Também Sintra te vai estranhar, como sabes. Falaram-me muito das noitadas de fim de ano, onde, nos bons tempos, se assistia de um terraço aos fogachos lançados por uma tal Estrela e se bebiam tantas doses de scotch que, pelo menos uma vez, um diplomata qualquer até te terá levado uma garrafa “marada” (é assim que se diz em português, não é?). O meu querido Byron tem ainda a agradecer-te o jantar organizado no “Lawrence”, para onde trasladaste a Society, numa noite que ficou memorável. E em Sintra – e volto a citar quem por lá andou – seriam também famosas as almoçaradas de Agosto, tendo à volta os teus amigos de sempre e os novos amigos que o ficavam para sempre. Noto que nunca me convidaste, mas tudo bem…

Andavas agora mais pelos Algarves, perdido de amores por Tavira, onde me dizem que querias fixar a tua vida. Gostam muito de ti, por lá, e vais ter, com toda a certeza, a história da tua carreira fixada com carinho por esses teus novos vizinhos próximos da mourama.

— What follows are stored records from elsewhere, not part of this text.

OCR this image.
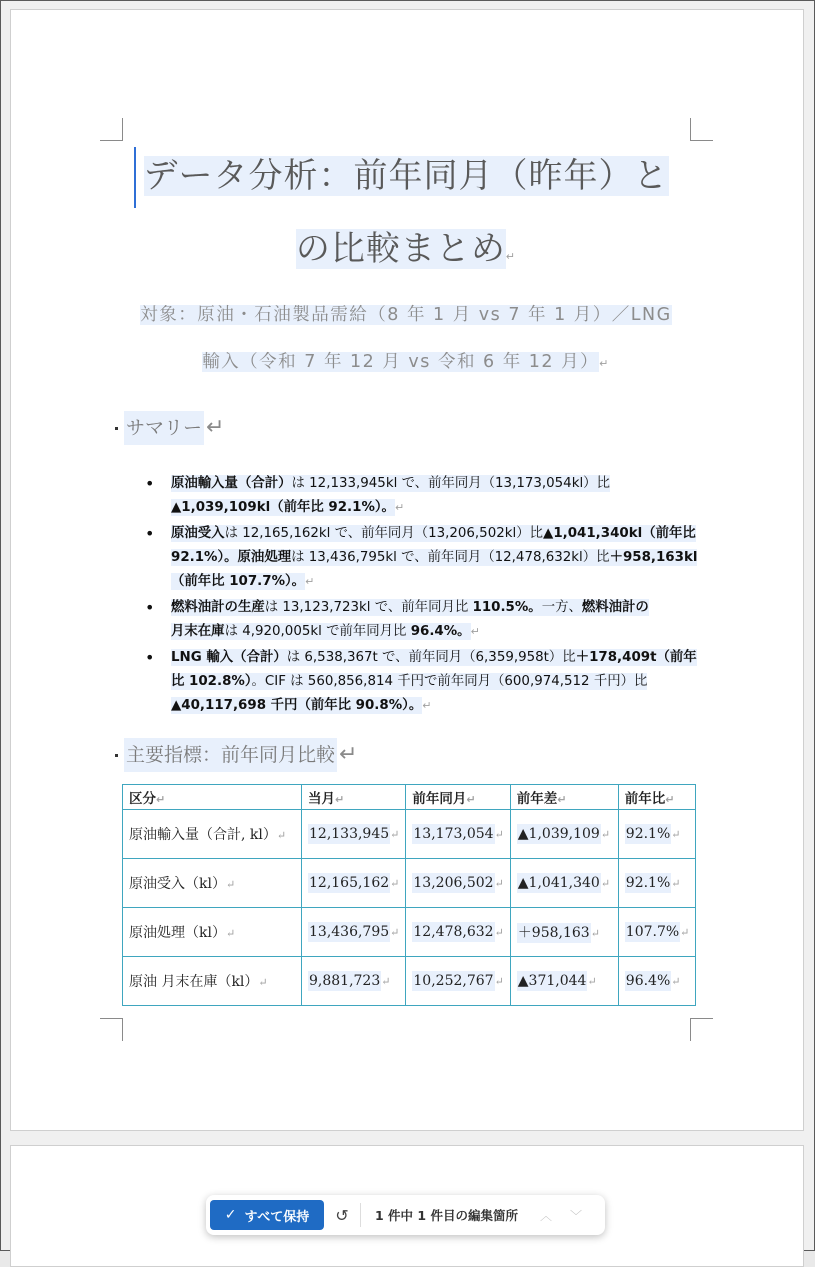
データ分析：前年同月（昨年）と
の比較まとめ↵
対象：原油・石油製品需給（8 年 1 月 vs 7 年 1 月）／LNG
輸入（令和 7 年 12 月 vs 令和 6 年 12 月）↵
サマリー ↵
• 原油輸入量（合計）は 12,133,945kl で、前年同月（13,173,054kl）比
▲1,039,109kl（前年比 92.1%）。↵
• 原油受入は 12,165,162kl で、前年同月（13,206,502kl）比▲1,041,340kl（前年比
92.1%）。原油処理は 13,436,795kl で、前年同月（12,478,632kl）比＋958,163kl
（前年比 107.7%）。↵
• 燃料油計の生産は 13,123,723kl で、前年同月比 110.5%。一方、燃料油計の
月末在庫は 4,920,005kl で前年同月比 96.4%。↵
• LNG 輸入（合計）は 6,538,367t で、前年同月（6,359,958t）比＋178,409t（前年
比 102.8%）。CIF は 560,856,814 千円で前年同月（600,974,512 千円）比
▲40,117,698 千円（前年比 90.8%）。↵
主要指標：前年同月比較 ↵
区分↵	当月↵	前年同月↵	前年差↵	前年比↵
原油輸入量（合計, kl）↵	12,133,945↵	13,173,054↵	▲1,039,109↵	92.1%↵
原油受入（kl）↵	12,165,162↵	13,206,502↵	▲1,041,340↵	92.1%↵
原油処理（kl）↵	13,436,795↵	12,478,632↵	＋958,163↵	107.7%↵
原油 月末在庫（kl）↵	9,881,723↵	10,252,767↵	▲371,044↵	96.4%↵
✓ すべて保持	↺	1 件中 1 件目の編集箇所	︿	﹀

Da política do teu país, Barto, estou seguro que não vais sentir falta. Os teus queridos cravos murcharam de vez e, dizem-me, o tal socialismo passou a ser uma palavra murmurada muito baixinho, um pouco a medo, não vão os Mellos e os Espírito Santos de orelha ouvirem. O teu querido país de Abril foi-se, sem martelo, para tristeza de quem, como tu, até teimava em viver em Londres perto do túmulo do velho Karl. Aqui entre nós, conhecendo-te, eu acho que do teu PCP apenas achavas graça ao Ruben, o qual, nas almoçaradas de Agosto, ia anunciando os amanhãs que já só assobiam nas festas do Avante.

Nas artes, Barto, receio que as “troupettes” da Slade fiquem incuravelmente saudosas do teu charme, praticado no meio das pedreiras de Pêro Pinheiro, onde foste ao mármore para a estação do metro. Aliás, nunca te agradeci a referência que me fizeste nessa biblioteca, como creio que o meu colega Medeiros também o não fez, segundo me disse um amigo dele, o Hélder.

A minha única alegria, Barto, é que agora vou ter mais oportunidade de te encontrar. Sendo eu um cidadão da memória, e sabendo nós que ficarás para sempre na que os teus amigos de ti conservarão, acho que vamos ter o quê nos resta para além da vida para trocarmos graças sobre quem fica lá por baixo. Vamo-nos rir muito e, de certo, vamos contar por aqui com a ironia ácida do Knopfli e de outros conhecidos que cada vez mais se nos juntam para esse nosso festim fora do mundo. Aliás, esta vida são, ou foram, dois dias – e até eu, que a não tive, aprendi contigo que é nas noites de que tu tanto gostavas que tudo se cria.